$blog→errstr

do not commit

Safe Languages and Dynamic Checking

| Comments

Introduction

I recently cracked open Benjamin C. Pierce’s Types and Programming Languages in anticipation of the upcoming semester’s research. I will often times skim through introductions, but decided to carefully analyze what I was reading this time - and I’m glad I did! For quite some time I’ve wondered what the purpose of such verbose type systems, like Java has, had any purpose beyond contributing to carpal tunnel a visual queue to the programmer. Coming into the programming world through Perl and Ruby, I learned how to infer what a variable does by the context of the statement and fail to see the benefit of having to explicitly state it. Compilers can do type inference, too, so what is the point of all the extra declarations?

Statically Checked ?= Safe Language

I have heard numerous explanations for why we must type ArrayList array = new ArrayList(), the most often cited is that it makes it a safe language.

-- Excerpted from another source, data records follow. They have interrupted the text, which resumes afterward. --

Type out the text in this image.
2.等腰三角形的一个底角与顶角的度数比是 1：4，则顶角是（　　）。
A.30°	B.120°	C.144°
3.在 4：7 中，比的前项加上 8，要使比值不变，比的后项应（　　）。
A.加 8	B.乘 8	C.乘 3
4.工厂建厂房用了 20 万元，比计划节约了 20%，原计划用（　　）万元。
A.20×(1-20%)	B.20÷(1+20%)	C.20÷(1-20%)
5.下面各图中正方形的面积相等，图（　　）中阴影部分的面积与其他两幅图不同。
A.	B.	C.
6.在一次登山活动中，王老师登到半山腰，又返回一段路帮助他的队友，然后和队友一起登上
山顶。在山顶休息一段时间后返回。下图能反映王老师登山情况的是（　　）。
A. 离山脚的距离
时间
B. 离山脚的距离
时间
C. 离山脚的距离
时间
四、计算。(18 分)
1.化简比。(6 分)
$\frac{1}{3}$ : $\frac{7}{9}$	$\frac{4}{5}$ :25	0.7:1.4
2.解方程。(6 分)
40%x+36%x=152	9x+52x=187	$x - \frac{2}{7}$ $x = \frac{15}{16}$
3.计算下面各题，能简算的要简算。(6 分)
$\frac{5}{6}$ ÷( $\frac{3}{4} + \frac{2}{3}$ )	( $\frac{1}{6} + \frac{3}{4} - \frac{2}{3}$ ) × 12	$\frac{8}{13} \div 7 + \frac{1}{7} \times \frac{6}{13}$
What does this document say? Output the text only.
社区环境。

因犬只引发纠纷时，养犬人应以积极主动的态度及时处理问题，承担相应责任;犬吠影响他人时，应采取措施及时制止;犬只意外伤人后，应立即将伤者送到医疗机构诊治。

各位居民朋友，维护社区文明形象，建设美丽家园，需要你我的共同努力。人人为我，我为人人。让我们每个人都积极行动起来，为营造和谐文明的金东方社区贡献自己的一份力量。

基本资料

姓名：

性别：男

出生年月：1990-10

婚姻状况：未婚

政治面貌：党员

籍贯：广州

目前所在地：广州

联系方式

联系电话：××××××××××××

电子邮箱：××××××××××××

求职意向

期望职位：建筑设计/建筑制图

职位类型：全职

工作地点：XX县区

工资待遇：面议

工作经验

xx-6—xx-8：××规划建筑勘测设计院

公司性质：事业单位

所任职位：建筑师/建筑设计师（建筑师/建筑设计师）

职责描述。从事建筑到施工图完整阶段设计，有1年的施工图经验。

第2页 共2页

That, intuitively, is false. If that were the case, C++ would be a safe language but any language that allows you to write past the bounds of an array into some unknown block is categorically unsafe.

Well, it turns out that I was almost right: verbose type declarations are often times there to annoy help the programmer, not the compiler. Explicit type declaration allows the language to be statically checked for sanity, however static type checking does not guarantee a safe language, nor does it guarantee run-time safety, e.g. array bounds checking is still done dynamically.

There has been much work done in the area of static analysis for dynamically typed languages. In fact, much of the research Matt Might does is in this area of higher-order languages.

Dynamically Checked ?= !Safe Language

Scheme, Perl, Lisp, etc are all safe languages. In other words, it is “impossible to shoot yourself in the foot while programming” (Pierce)

What is a Safe Language?

According to Pierce, a safe language is one that “protects its own abstractions”, his examples include accessing arrays by built in methods, lexically scoped variables only being accessible in that scope, and stacks that behave as stacks.

Variable scope is an interesting attribute of a safe language, many languages handle this differently. Perl, for example, uses the my keyword to limit the scope of variables and enforces this when you explicitly declare use strict. Take the following useless bit of code:

sub fun {
    my ($arrayref) = @_;
    my %hash;
    my $value = 0;
    for my $element (@$arrayref) {
        my $thing = $element;
        $hash{$element} = $thing;
    }
    # this should print 0..arrayref length
    print map { "$_\n" if $arrayref->[$_] == $hash{$_}} @$arrayref;

    print $thing # out-of-scope, error
    print $element # out-of-scope, error
}

However, this is completely different than scope in Javascript, since it has function-level scoping. var is the equivalent to Perl’s my keyword, since all variables without a var are globally scoped.

function fun(array) {
    var hash = {},
        value = 0;
    for (var i = 0, len = array.length; i < len; i++) {
        var thing = array[i];
        hash[thing] = thing;
    }
    // this will never loop, since 'i' is scoped to the function 'fun' and not
    // the for loop
    for (; i < len; i++) {
        if (array[i] === hash[array[i]]) {
            console.log(array[i]);
        }
    }
    console.log(thing); // prints last element of array
    console.log(i, len); // prints the values of these
}

I would argue that while Javascript is a bit strange here with function-level scoping only, it passes the scoping test in Pierce’s safe language definition, as well as passing the array-bounds checking test and a stack that acts like a stack. In fact, it is the safety of Javascript that allows tools like Mozilla’s Spider Monkey, Google’s V8 (which is what node.js runs on) to infer type information.

Do We Need Statically Typed Languages?

I don’t know. It seems that much of the most recent languages are all dynamically typed. I will revisit this question at a later date, when I’ve made my way through more than just the first few chapters of this book. At the moment, it seems like an antiquated and restrictive way of analyzing programs.